A sugi log, 40 cm in diameter (over-bark) at breast height, harvested from the Kasuya Research Forest of Kyushu University in Fukuoka Prefecture, Japan (latitude: 33.63829, longitude: 130.518235) was air dried under cover for 3 years. A 30 cm long sapwood stick with its long axis in the fibre direction was sawn from the log using a band saw. The stick was cross-cut to produce thirteen specimens with nominal dimensions of 8 mm (radial) ×ばつ 8 mm (tangential) ×ばつ 10 mm (longitudinal). Specimens were conditioned at 20 °C and 50% relative humidity to achieve a moisture content of 10%. The actual longitudinal dimensions of the specimens measured with a digital caliper varied from 9.46 to 11.28 mm. The time taken for the preservative to first appear in cells (tracheids) located at the abaxial (bottom) surface was measured, when a droplet of solvent-borne preservative was placed on to the opposing adaxial (upper) transverse surface.

The growth-ring boundary was positioned either parallel or perpendicular to the upper surface. Average density and growth ring widths of the 13 specimens used in this research were 0.40 g/cm3 and 1.55 mm, respectively. Both top and bottom surfaces of all dry specimens were lightly moistened with distilled water applied with a bristle brush. Both surfaces were then smoothed using a sliding sledge microtome (Yamato-TU213) containing a Yamato 24 cm (long) ×ばつ 4.4 cm (wide) blade holder and a Feather S35 disposable microtome blade. A new blade was used for each specimen. Specimens were stored at 20 °C and 50% relative humidity for more than 24 h before they were placed on the stage of the CLSM. Once a preservative droplet was dispensed on the upper surface of a specimen, a timer triggered capture of images of the abaxial (lower) surface of the specimen above the objective lens. Images were captured every 3 s over a period of 10 min. The time taken for the preservative to penetrate through each specimen was calculated using captured time-lapse images. Specimens were conditioned at 20 °C and 50% relative humidity for 10 days as this is the holding time for glulam and solid wood sill plates that are treated commercially in Japan [1, 3, 7]. Specimens were then reimaged to observe the distribution of the preservative.

Results

Rate of longitudinal penetration of solvent-borne preservative

The relationship between the height of the 13 specimens and the time taken for preservative to be detected in tracheid lumens at the imaged abaxial (lower) surface is shown in Fig. 2. The preservative completely penetrated all specimens, but there was large variation in the detection time (min = 3 s; Max = 36 s). There was no correlation between the height of samples and detection time (R2 = 0.0037).

Fig. 2

Relationship between specimen height and through-penetration time for the solvent-borne preservative. The numbered (i, ii, iii) red symbols represent specimens visualised below (Figs. 3, 4, 5).

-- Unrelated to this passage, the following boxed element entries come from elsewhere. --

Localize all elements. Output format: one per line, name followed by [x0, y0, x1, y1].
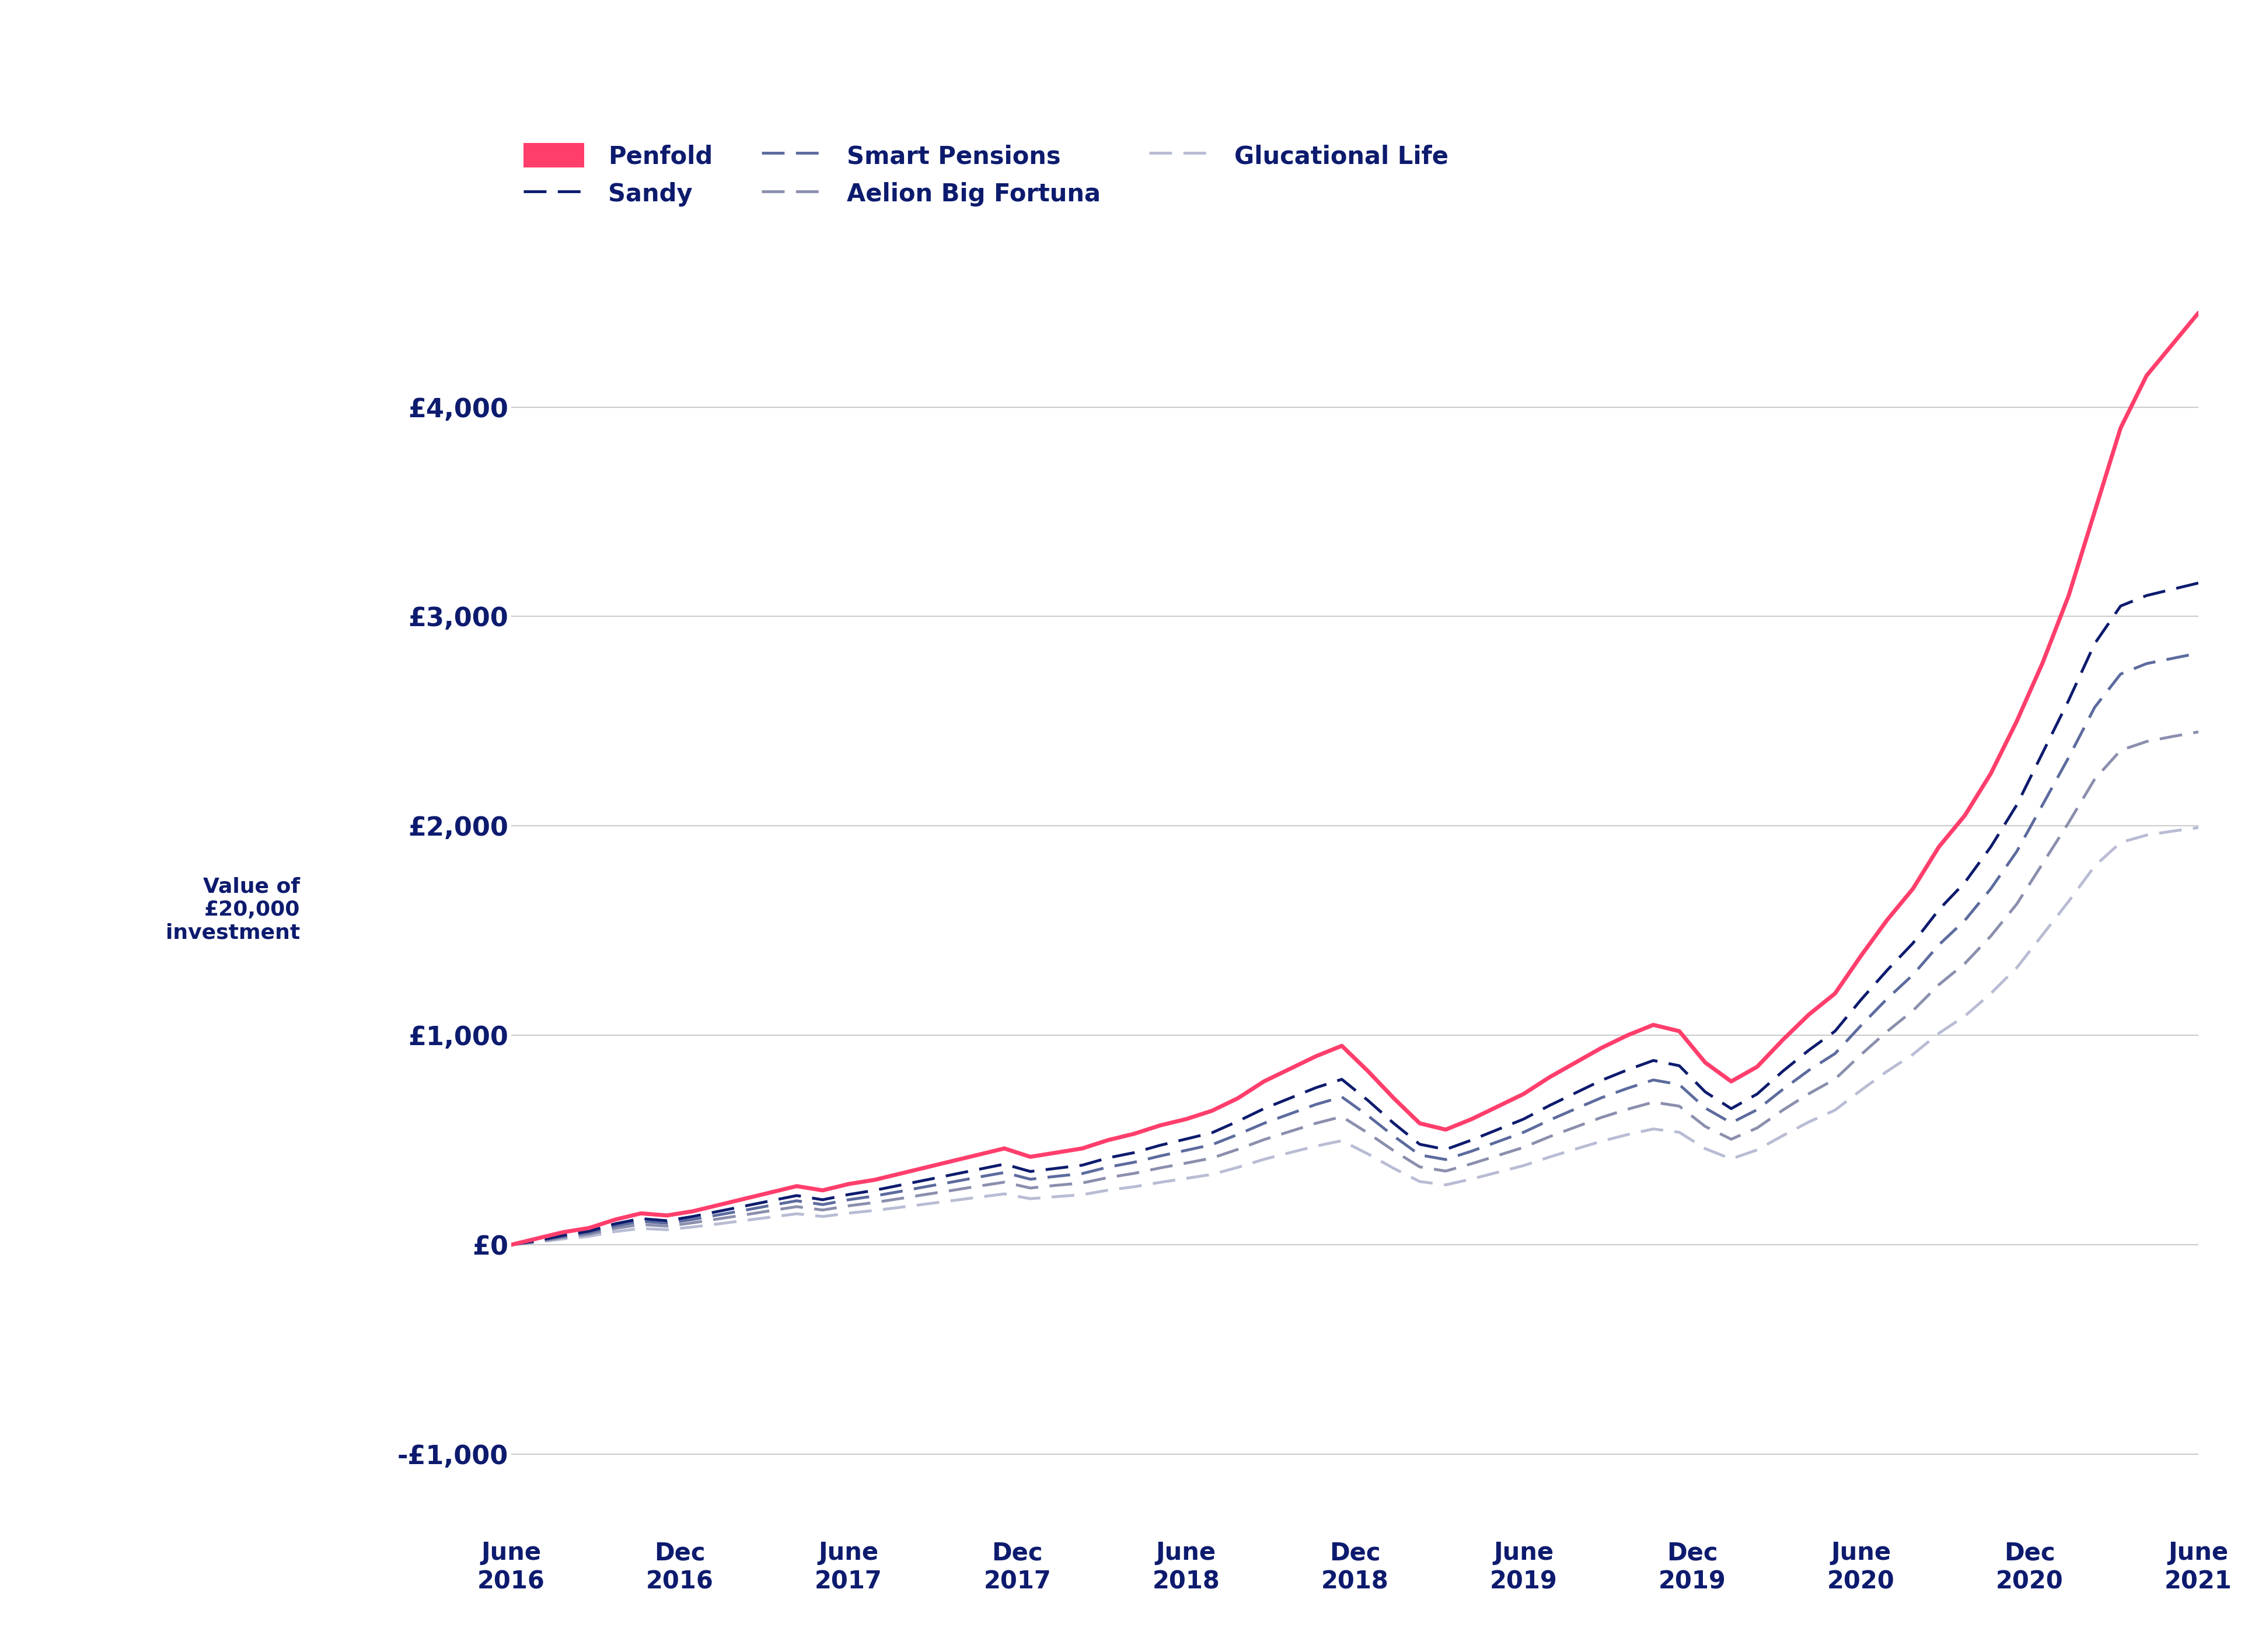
Legend: Penfold, Sandy, Smart Pensions, Aelion Big Fortuna, Glucational Life: Penfold, Sandy, Smart Pensions, Aelion B…	[524, 142, 1448, 207]
Y-axis label: Value of
£20,000
investment: Value of £20,000 investment	[166, 877, 300, 943]
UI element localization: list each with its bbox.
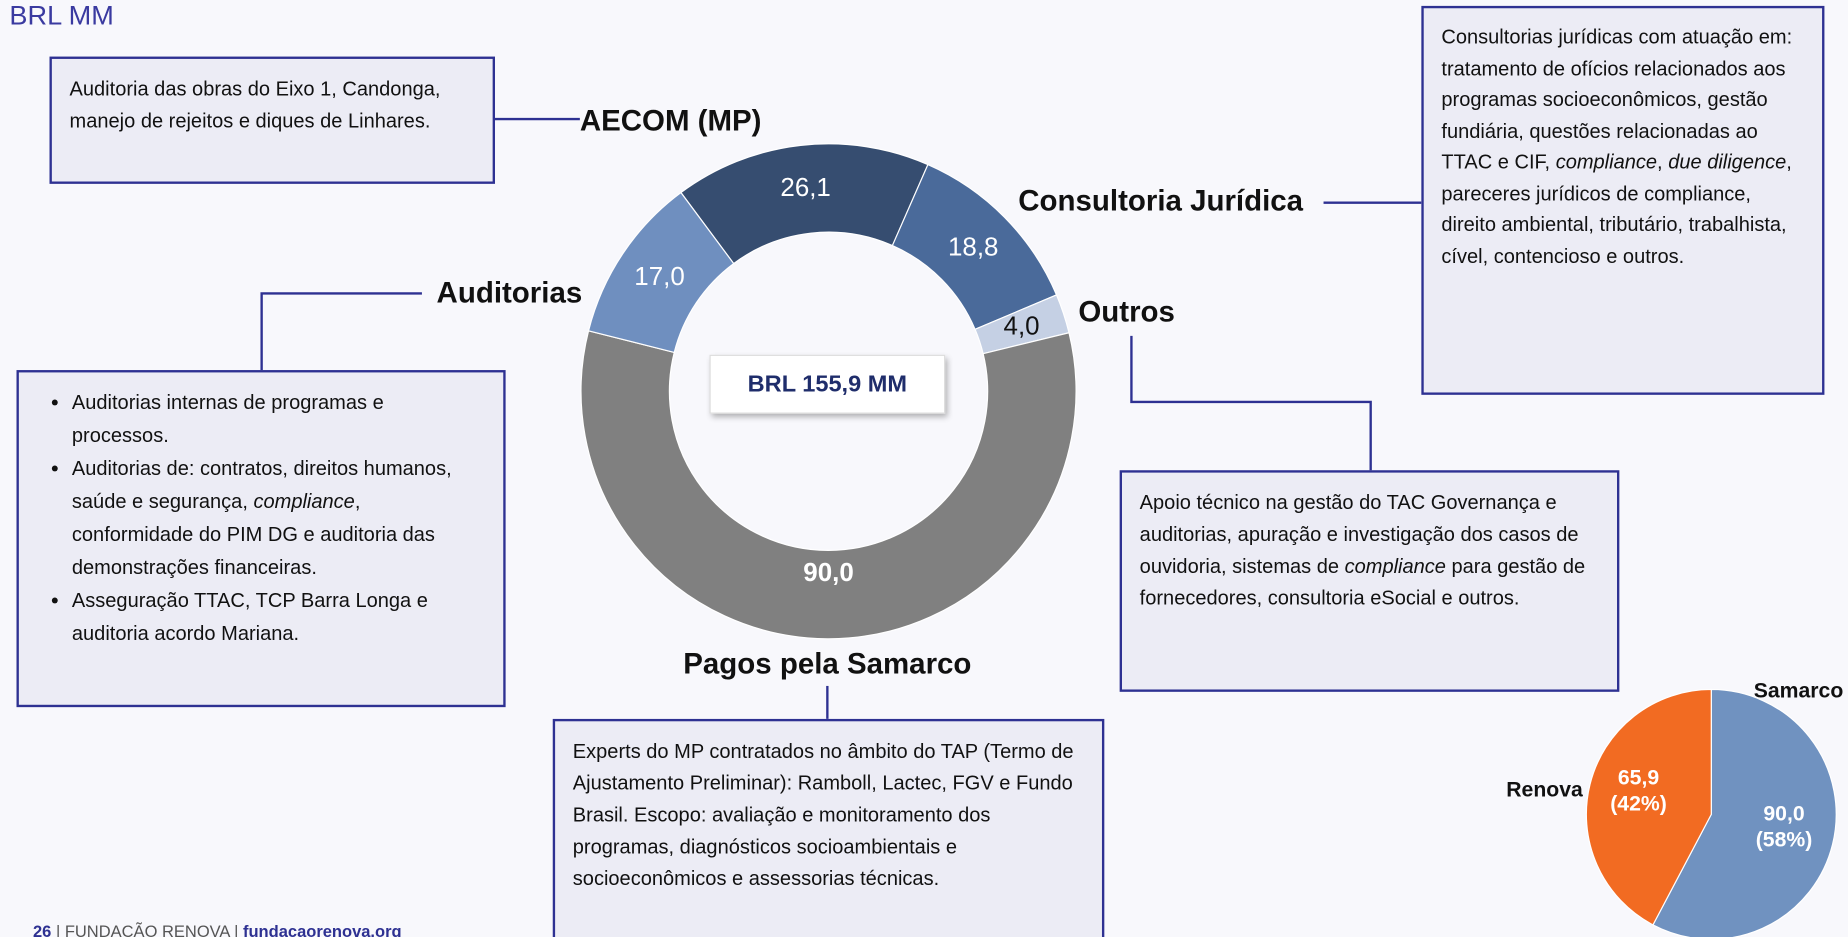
- category-label: Samarco: [1754, 679, 1844, 702]
- page-number: 26: [32, 921, 52, 937]
- footer-site: fundacaorenova.org: [242, 921, 402, 937]
- text-segment: Auditorias internas de programas e proce…: [71, 391, 384, 447]
- text-segment: due diligence: [1668, 150, 1787, 174]
- bullet-item: Auditorias de: contratos, direitos human…: [72, 453, 486, 585]
- text-segment: Apoio técnico na gestão do TAC Governanç…: [1139, 491, 1579, 578]
- category-label: AECOM (MP): [580, 104, 762, 137]
- text-box: Auditorias internas de programas e proce…: [16, 370, 506, 708]
- paragraph: Consultorias jurídicas com atuação em: t…: [1441, 22, 1804, 272]
- slice: [580, 330, 1077, 640]
- text-segment: , pareceres jurídicos de compliance, dir…: [1441, 150, 1792, 267]
- footer: 26 | FUNDAÇÃO RENOVA | fundacaorenova.or…: [33, 922, 402, 937]
- value-label: 17,0: [634, 263, 684, 291]
- value-label: 26,1: [780, 174, 830, 202]
- text-segment: Auditoria das obras do Eixo 1, Candonga,…: [69, 77, 441, 132]
- value-label: 90,0 (58%): [1756, 803, 1813, 852]
- text-box: Auditoria das obras do Eixo 1, Candonga,…: [49, 56, 495, 184]
- text-segment: Auditorias de: contratos, direitos human…: [71, 457, 452, 513]
- connectors: [260, 117, 1422, 719]
- text-segment: Experts do MP contratados no âmbito do T…: [572, 740, 1074, 890]
- value-label-percent: (58%): [1756, 829, 1813, 852]
- slice: [1585, 688, 1712, 926]
- slice: [587, 191, 735, 354]
- text-segment: ,: [1657, 150, 1669, 174]
- text-segment: , conformidade do PIM DG e auditoria das…: [71, 490, 435, 579]
- text-segment: Asseguração TTAC, TCP Barra Longa e audi…: [71, 589, 428, 645]
- connector: [260, 292, 422, 371]
- text-box: Experts do MP contratados no âmbito do T…: [552, 718, 1105, 937]
- unit-label: BRL MM: [9, 0, 114, 31]
- text-segment: Consultorias jurídicas com atuação em: t…: [1441, 25, 1793, 174]
- category-label: Consultoria Jurídica: [1018, 184, 1303, 217]
- connector: [1130, 335, 1372, 472]
- text-segment: compliance: [1344, 555, 1446, 578]
- value-label-number: 65,9: [1618, 767, 1659, 790]
- text-box: Apoio técnico na gestão do TAC Governanç…: [1119, 470, 1620, 692]
- paragraph: Apoio técnico na gestão do TAC Governanç…: [1140, 487, 1600, 614]
- paragraph: Experts do MP contratados no âmbito do T…: [573, 735, 1084, 894]
- footer-org: | FUNDAÇÃO RENOVA |: [51, 921, 243, 937]
- value-label: 18,8: [948, 233, 998, 261]
- value-label: 65,9 (42%): [1610, 767, 1667, 816]
- text-box: Consultorias jurídicas com atuação em: t…: [1421, 5, 1825, 395]
- value-label-percent: (42%): [1610, 793, 1667, 816]
- category-label: Renova: [1506, 778, 1583, 801]
- value-label-number: 90,0: [1763, 803, 1804, 826]
- slice: [1652, 688, 1837, 937]
- text-segment: compliance: [1555, 150, 1658, 174]
- text-segment: compliance: [253, 490, 355, 513]
- text-segment: para gestão de fornecedores, consultoria…: [1139, 555, 1586, 610]
- category-label: Outros: [1078, 295, 1175, 328]
- value-label: 4,0: [1004, 312, 1040, 340]
- category-label: Auditorias: [437, 276, 583, 309]
- paragraph: Auditoria das obras do Eixo 1, Candonga,…: [70, 73, 475, 137]
- bullet-item: Asseguração TTAC, TCP Barra Longa e audi…: [72, 585, 486, 651]
- category-label: Pagos pela Samarco: [683, 648, 971, 681]
- bullet-item: Auditorias internas de programas e proce…: [72, 387, 486, 453]
- value-label: 90,0: [803, 559, 853, 587]
- center-label: BRL 155,9 MM: [709, 354, 946, 414]
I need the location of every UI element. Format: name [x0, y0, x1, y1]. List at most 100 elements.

Dynamic visualisation of penetration pathways using confocal laser scanning microscopy (CLSM)

Images of the abaxial (lower) surface of specimens where through-penetration of the preservative occurred after 3 s (Fig. 2i), 21 s (Fig. 2ii) and 36 s (Fig. 2iii) are used as examples of the effects of wood microstructure on longitudinal penetration of the solvent-borne preservative. Figure 3 and Additional file 1: Figure S1 show the distribution of the preservative in the specimen, where the preservative reached the abaxial (lower) surface after only 3 s. In these figures, green represents autofluorescence (490–520 nm) of lignin in wood cell walls, and red indicates fluorescence (580–630 nm) of Nile red dissolved in the solvent-borne preservative. Two growth rings are present in the sample. Red fluorescence was observed in the transition zone from earlywood to latewood in the lower growth ring after only 3 s (Fig. 3b, arrowed) indicating that the solvent-borne preservative had rapidly penetrated parts of this zone. Subsequently after 3, 7 and 10 min, increasing red fluorescence was detected in the earlywood-to-latewood transition zones of both growth rings (Fig. 3c–e).

Fig. 3

Distribution of Nile red fluorescence in the specimen, where through-penetration of the preservative occurred after only 3 s: a T = 0 s; b after 3 s; c after 3 min; d after 7 min; and e after 10 min. Brightness was automatically adjusted

Figure 4 and Additional file 2: Figure S2 show the dynamic visualisations carried out on specimens, where the preservative reached the abaxial (lower) surface after 21 s. The preservative was initially detected (after 21 s) in first-formed earlywood tracheids. Thereafter, the preservative appeared in the transition zone between the earlywood and latewood (Fig. 4b, c), and in the first-formed earlywood (Fig. 4b, c).

Fig. 4

Distribution of Nile red fluorescence in the specimen, where through-penetration of the preservative occurred after 21 s: a after 21 s; b after 5 min; and c after 10 min. Brightness was automatically adjusted

Figure 5 and Additional file 3: Figure S3 show the dynamic visualisations carried out on the least permeable specimen where through-penetration of the specimen by the preservative took 36 s. In accord with the more permeable specimens (Figs. 3, Additional file 1: Figure S1 and 4, Additional file 2: Figure S2), the preservative was mainly detected in the transition zone between earlywood and latewood.

Fig. 5

Distribution of Nile red fluorescence in the specimen where through-penetration of the preservative occurred after 36 s: a after 36 s; b after 5 min; and c after 10 min. Brightness was automatically adjusted

Overall, dynamic visualisation of the through-penetration of the solvent-borne preservative into sugi sapwood showed that penetration in the axial direction mainly occurred in the transition zone between earlywood and latewood, and at a rate of approximately 1 cm within 1 min in every specimen. Penetration into surrounding cells occurred after 10 min.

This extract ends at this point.